Several days ago, most major media outlets reported on a ¥33 million lawsuit filed by lawyers for 3 inmates on Osaka Detention House’s death row to change their execution method due to the cruel nature of the way those executions are carried out. The inmates contend that Japan’s chosen means of killing persons convicted of capital crimes, hanging, is in clear violation of Article 36 of the Constitution, which prohibits the torture of anyone, including convicted criminals. The suit also says that Japan’s method of execution “runs counter” to the International Bill of Human Rights. 

According to an April 29 article in the Asahi Shimbun, the suit filed in Osaka District Court claims that when an inmate is hanged—meaning they fall through a trap door a certain distance so that the rope around their neck snaps the spine—they can remain conscious for several minutes and experience great pain and fear before they finally succumb. In some cases, the body of the executed person can be “damaged severely,” thus destroying the person’s “dignity.” The suit does not contest the three inmates’ convictions or sentences, but only the method of execution.

The plaintiffs also state that if the government insists that hanging is not a cruel form of punishment, then they should explain and demonstrate publicly the actual circumstances surrounding executions in Japan. 

Asahi explains that in 1948 the Japanese Supreme Court ruled that execution by hanging was constitutional and “the most humane method” by “taking into consideration the current environment.” The matter came to the court’s attention again in 1955, and the decision was the same, implying that there was “no proof” that the method was “cruel.” Hanging has been the means of execution since the Meiji Era. 

The reporting says nothing about another aspect of death row that anti-capital punishment advocates insist also qualifies as cruelty: Inmates are not informed beforehand of their execution date, which means they find out only when they are summoned to the gallows. Consequently, death row inmates spend their entire incarceration in fear of the knock on their cell door and cannot properly prepare themselves for the end. 

Social media discussion of the news story has been almost uniformly against the lawsuit, with many commenters saying that the plaintiffs have no right to question their method of execution since they themselves carried out cruel killings. Some even say that it is the harsh nature of the execution method that makes Japan’s capital punishment system an effective deterrent to crime. 

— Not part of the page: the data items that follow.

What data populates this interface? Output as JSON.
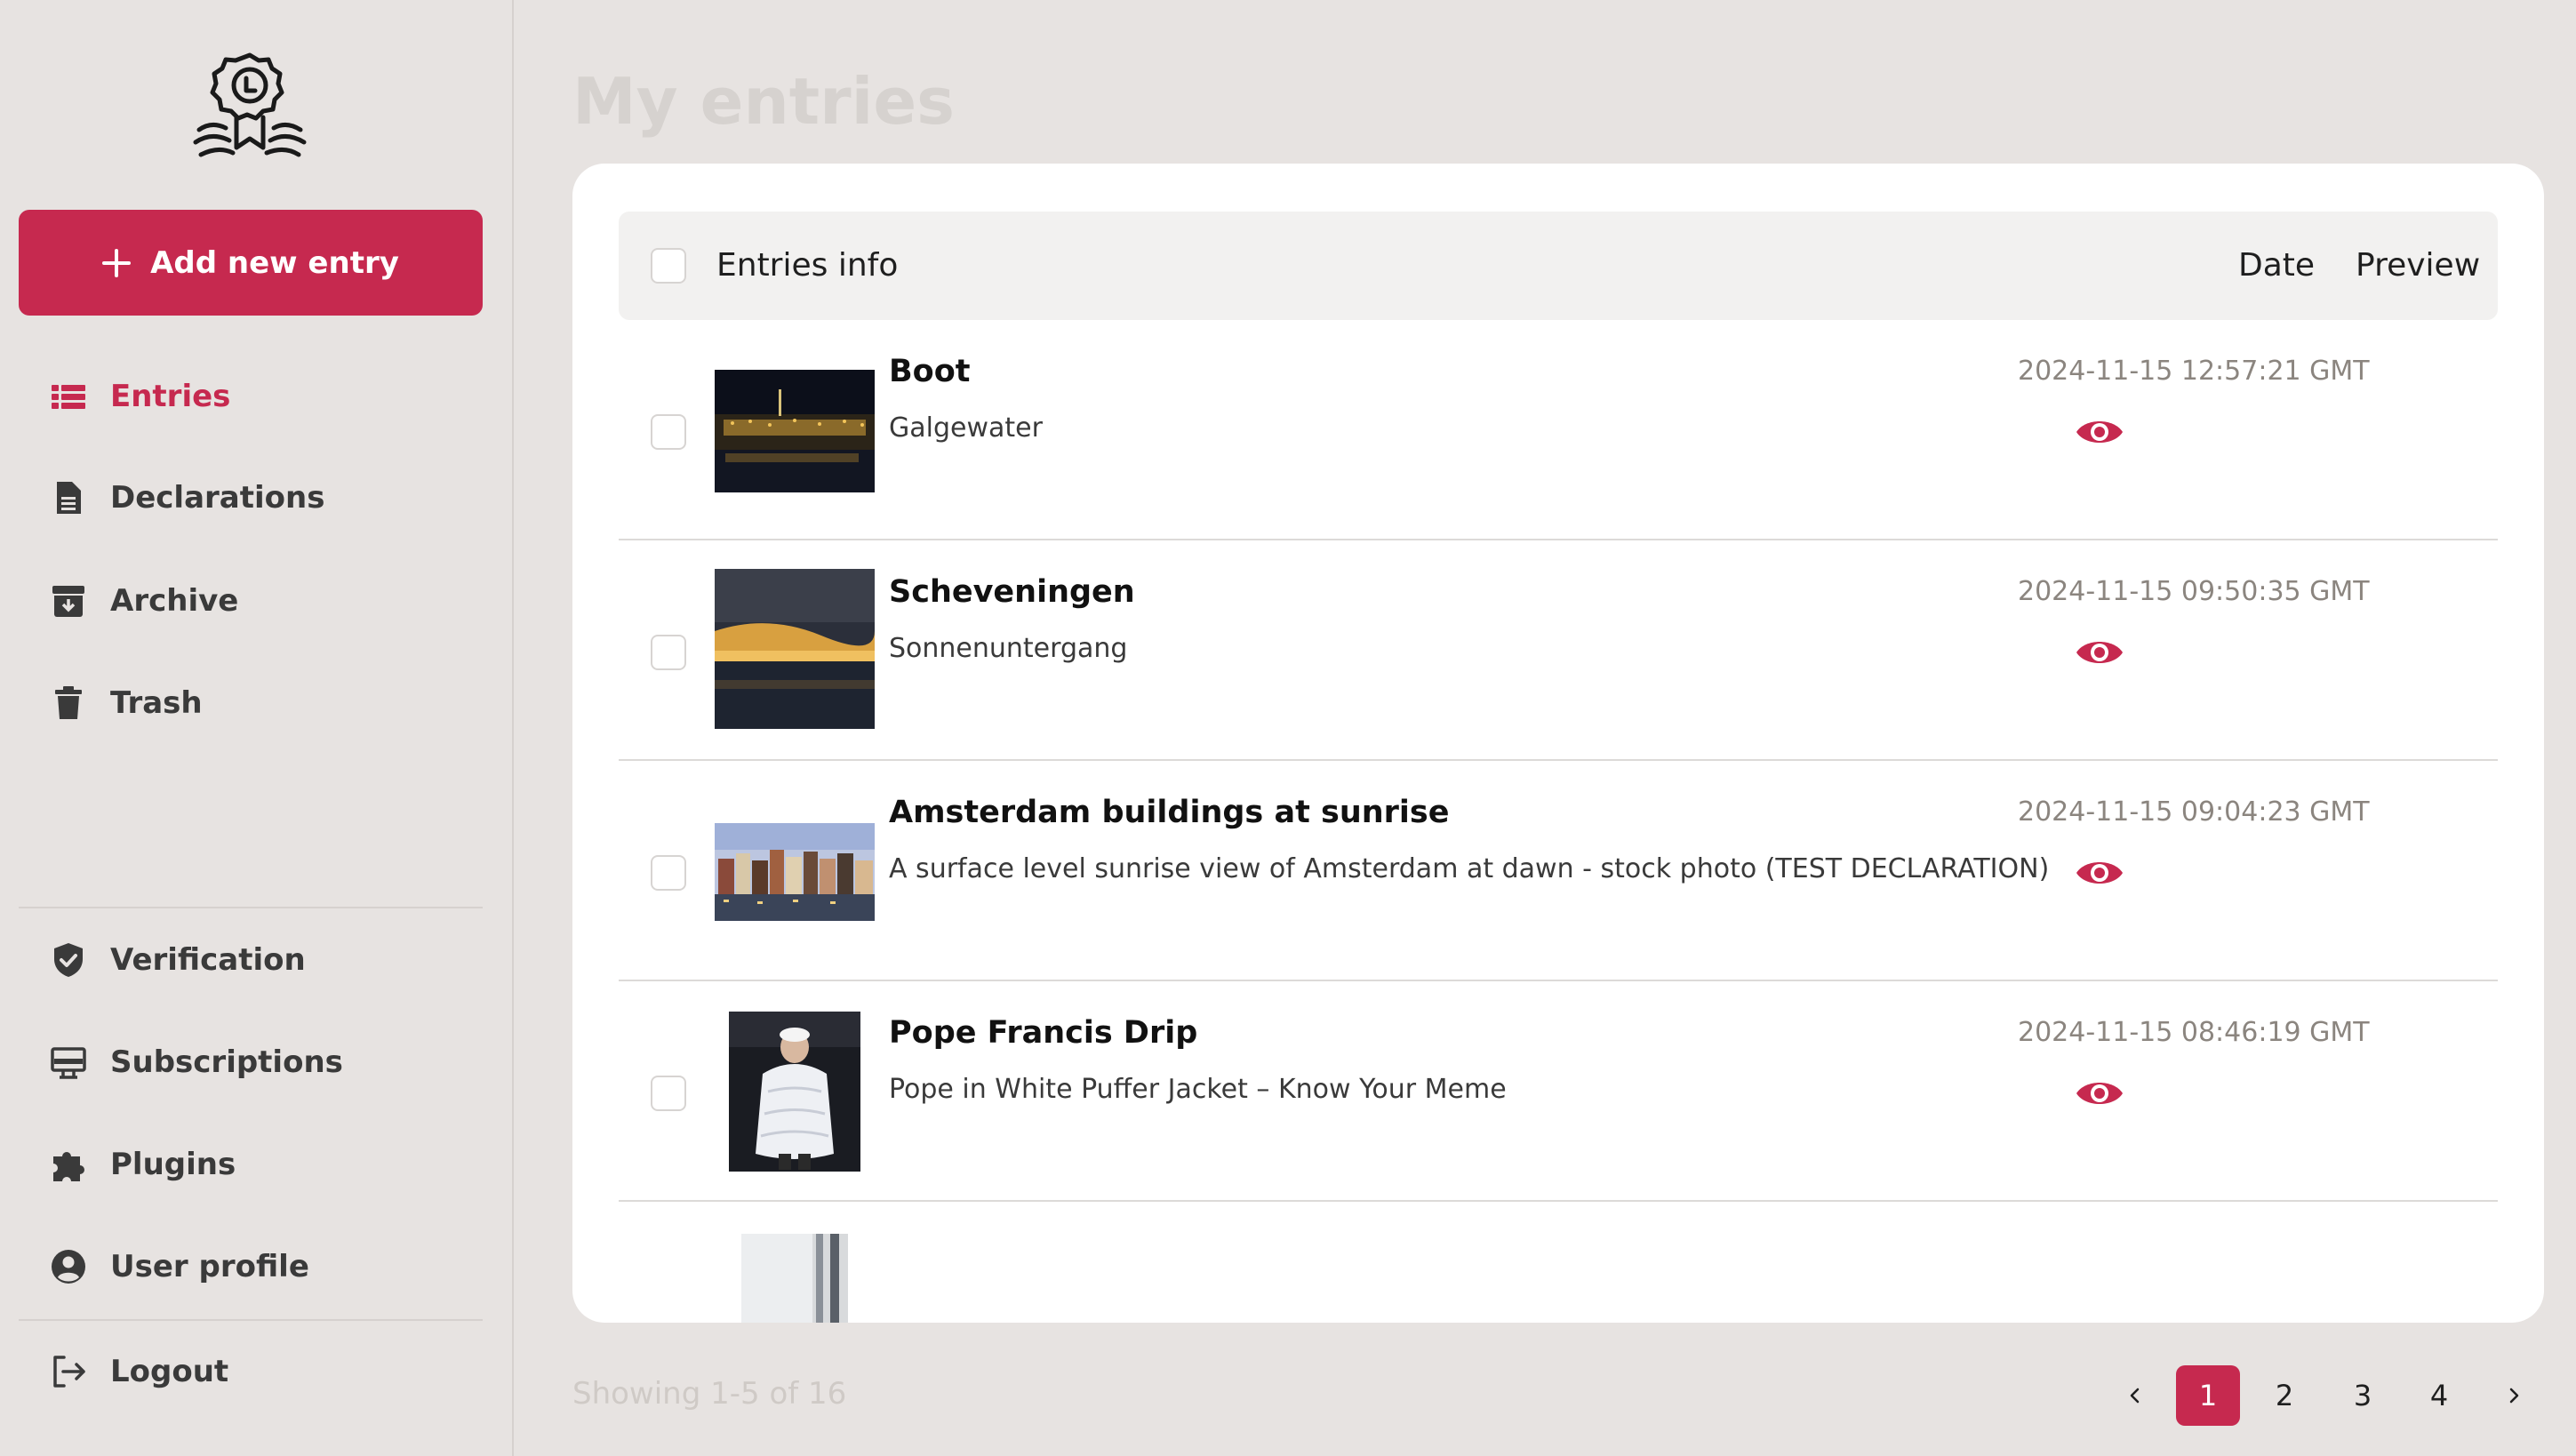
{
  "sidebar": {
    "add_button_label": "Add new entry",
    "nav": [
      {
        "label": "Entries",
        "icon": "list-icon",
        "active": true
      },
      {
        "label": "Declarations",
        "icon": "document-icon"
      },
      {
        "label": "Archive",
        "icon": "archive-icon"
      },
      {
        "label": "Trash",
        "icon": "trash-icon"
      }
    ],
    "nav_bottom": [
      {
        "label": "Verification",
        "icon": "shield-check-icon"
      },
      {
        "label": "Subscriptions",
        "icon": "subscriptions-icon"
      },
      {
        "label": "Plugins",
        "icon": "puzzle-icon"
      },
      {
        "label": "User profile",
        "icon": "user-circle-icon"
      }
    ],
    "logout_label": "Logout"
  },
  "main": {
    "title": "My entries",
    "table": {
      "header": {
        "info": "Entries info",
        "date": "Date",
        "preview": "Preview"
      },
      "rows": [
        {
          "title": "Boot",
          "subtitle": "Galgewater",
          "date": "2024-11-15 12:57:21 GMT"
        },
        {
          "title": "Scheveningen",
          "subtitle": "Sonnenuntergang",
          "date": "2024-11-15 09:50:35 GMT"
        },
        {
          "title": "Amsterdam buildings at sunrise",
          "subtitle": "A surface level sunrise view of Amsterdam at dawn - stock photo (TEST DECLARATION)",
          "date": "2024-11-15 09:04:23 GMT"
        },
        {
          "title": "Pope Francis Drip",
          "subtitle": "Pope in White Puffer Jacket – Know Your Meme",
          "date": "2024-11-15 08:46:19 GMT"
        }
      ]
    },
    "showing": "Showing 1-5 of 16",
    "pagination": {
      "pages": [
        "1",
        "2",
        "3",
        "4"
      ],
      "current": "1",
      "prev": "‹",
      "next": "›"
    }
  },
  "colors": {
    "accent": "#c6294f",
    "background": "#e7e3e1",
    "card": "#ffffff"
  }
}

Nevertheless, Japan remains only one of three OECD countries to retain capital punishment. The US and the Republic of Korea are the other two, and Korea has not executed anyone since 1997. Though it is doubtful that the Osaka District Court will find in favor of the plaintiffs, the trial, if the suit isn’t dismissed out of hand, may at least buy the three inmates some time. Still, the purpose seems to be to publicize the nature of Japan’s execution system, which is certainly more mentally and physically brutal than the most common US method. In line with the protocol of keeping the execution date a secret from inmates, the government is not keen on publicizing executions, and only in recent years has the Ministry of Justice even announced that they have taken place. If deterrence really is the reason behind retaining hanging as the official method of execution, then it would make sense to publicize how the hangings are carried out. But they don’t, and you have to wonder why.